Pemkot Samarinda

Satpol PP Bongkar Bangunan di Lahan Milik Pemkot Samarinda

lihat foto
Satpol PP Samarinda Melakukan Penertiba terhadap Lima Tempat Usaha Semi Permanen di Jalan Kapten Soedjono, RT 12, Kelurahan Sungai Kapih, Kecamatan Sambutan, pada Selasa (12/5/2026). Foto: BorneoFlash/Nur Ainunnisa
Satpol PP Samarinda Melakukan Penertiba terhadap Lima Tempat Usaha Semi Permanen di Jalan Kapten Soedjono, RT 12, Kelurahan Sungai Kapih, Kecamatan Sambutan, pada Selasa (12/5/2026).

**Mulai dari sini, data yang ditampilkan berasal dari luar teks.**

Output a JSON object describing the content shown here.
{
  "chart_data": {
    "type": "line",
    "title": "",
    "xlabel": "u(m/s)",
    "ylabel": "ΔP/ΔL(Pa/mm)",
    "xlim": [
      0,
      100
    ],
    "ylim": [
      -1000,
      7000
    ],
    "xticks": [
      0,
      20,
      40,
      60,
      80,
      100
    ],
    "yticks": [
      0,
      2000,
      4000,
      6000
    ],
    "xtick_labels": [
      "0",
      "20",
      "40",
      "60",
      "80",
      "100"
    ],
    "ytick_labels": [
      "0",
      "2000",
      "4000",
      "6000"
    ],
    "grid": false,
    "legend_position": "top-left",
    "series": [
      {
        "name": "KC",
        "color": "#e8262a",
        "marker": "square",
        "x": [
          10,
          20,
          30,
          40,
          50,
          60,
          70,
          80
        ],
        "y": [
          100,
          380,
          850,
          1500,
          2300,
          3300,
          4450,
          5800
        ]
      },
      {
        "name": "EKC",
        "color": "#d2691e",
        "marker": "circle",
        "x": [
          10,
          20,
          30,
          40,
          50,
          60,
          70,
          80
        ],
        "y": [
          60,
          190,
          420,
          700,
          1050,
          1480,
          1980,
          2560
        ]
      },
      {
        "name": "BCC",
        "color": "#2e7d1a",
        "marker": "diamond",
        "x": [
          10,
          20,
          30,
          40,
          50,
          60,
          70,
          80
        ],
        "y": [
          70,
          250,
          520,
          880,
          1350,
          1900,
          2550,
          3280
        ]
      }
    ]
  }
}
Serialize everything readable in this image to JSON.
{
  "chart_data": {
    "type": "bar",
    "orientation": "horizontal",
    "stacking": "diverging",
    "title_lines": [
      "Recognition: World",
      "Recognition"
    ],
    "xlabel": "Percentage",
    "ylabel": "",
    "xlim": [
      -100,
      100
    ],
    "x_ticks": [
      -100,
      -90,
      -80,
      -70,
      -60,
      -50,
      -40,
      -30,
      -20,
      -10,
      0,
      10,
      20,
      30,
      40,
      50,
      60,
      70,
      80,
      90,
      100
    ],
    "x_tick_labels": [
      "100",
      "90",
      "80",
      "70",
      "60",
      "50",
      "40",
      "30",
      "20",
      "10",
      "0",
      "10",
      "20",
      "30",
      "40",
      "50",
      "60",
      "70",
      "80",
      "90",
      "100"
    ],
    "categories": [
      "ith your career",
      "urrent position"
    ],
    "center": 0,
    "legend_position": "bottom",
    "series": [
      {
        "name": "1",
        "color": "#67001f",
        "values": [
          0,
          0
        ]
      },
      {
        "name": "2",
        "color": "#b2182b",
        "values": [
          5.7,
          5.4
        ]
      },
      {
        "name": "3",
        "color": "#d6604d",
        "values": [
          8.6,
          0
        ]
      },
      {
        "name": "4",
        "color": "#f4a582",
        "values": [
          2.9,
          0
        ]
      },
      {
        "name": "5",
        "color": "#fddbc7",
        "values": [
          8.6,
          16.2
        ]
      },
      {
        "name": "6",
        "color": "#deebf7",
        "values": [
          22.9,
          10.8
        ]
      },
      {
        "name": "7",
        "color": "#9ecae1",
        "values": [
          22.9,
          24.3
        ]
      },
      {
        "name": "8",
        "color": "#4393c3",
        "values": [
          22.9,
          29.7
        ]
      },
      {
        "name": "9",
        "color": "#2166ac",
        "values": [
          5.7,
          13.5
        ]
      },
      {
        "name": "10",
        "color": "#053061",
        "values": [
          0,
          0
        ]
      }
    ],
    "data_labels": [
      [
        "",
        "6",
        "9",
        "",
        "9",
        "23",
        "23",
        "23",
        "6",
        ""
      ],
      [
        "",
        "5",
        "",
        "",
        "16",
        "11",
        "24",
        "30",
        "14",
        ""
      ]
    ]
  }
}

Foto: BorneoFlash/Nur Ainunnisa

BorneoFlash.com, SAMARINDA — Pemerintah Kota (Pemkot) Samarinda melalui Satuan Polisi Pamong Praja (Satpol PP) menertibkan lima bangunan liar yang berdiri di atas aset daerah di Jalan Kapten Soedjono, RT 12, Kelurahan Sungai Kapih, Kecamatan Sambutan, pada Selasa (12/5/2026). 

Penertiban dilakukan dengan pengamanan aparat gabungan serta bantuan alat pembongkaran setelah para penghuni dinilai tidak mengindahkan sejumlah peringatan yang telah diberikan sebelumnya.

Kegiatan tersebut melibatkan unsur Satpol PP, TNI, Polri, kecamatan, kelurahan, bagian hukum, hingga bidang aset Pemerintah Kota Samarinda.

Sejumlah bangunan semi permanen yang digunakan sebagai lokasi usaha dibongkar petugas secara bertahap.

lihat foto
Satpol PP Samarinda Melakukan Penertiba terhadap Lima Tempat Usaha Semi Permanen di Jalan Kapten Soedjono, RT 12, Kelurahan Sungai Kapih, Kecamatan Sambutan, pada Selasa (12/5/2026). Foto: BorneoFlash/Nur Ainunnisa
Satpol PP Samarinda Melakukan Penertiba terhadap Lima Tempat Usaha Semi Permanen di Jalan Kapten Soedjono, RT 12, Kelurahan Sungai Kapih, Kecamatan Sambutan, pada Selasa (12/5/2026). Foto: BorneoFlash/Nur Ainunnisa

Ketua RT 12, Dantoro, menjelaskan bahwa pada awalnya lahan tersebut hanya dipinjamkan untuk membantu seorang warga lanjut usia yang ingin membuka usaha kecil.

“Pada mulanya lokasi itu dipergunakan untuk membantu seorang nenek yang masih ingin berusaha. Saat itu hanya dibangun warung kopi sederhana karena kondisi lahannya juga masih becek,” ujarnya saat ditemui di lokasi penertiban.

Namun, seiring berjalannya waktu, bangunan di area tersebut terus bertambah hingga meluas. Dantoro menuturkan, lahan yang ditempati itu sejatinya merupakan aset milik Pemerintah Kota Samarinda.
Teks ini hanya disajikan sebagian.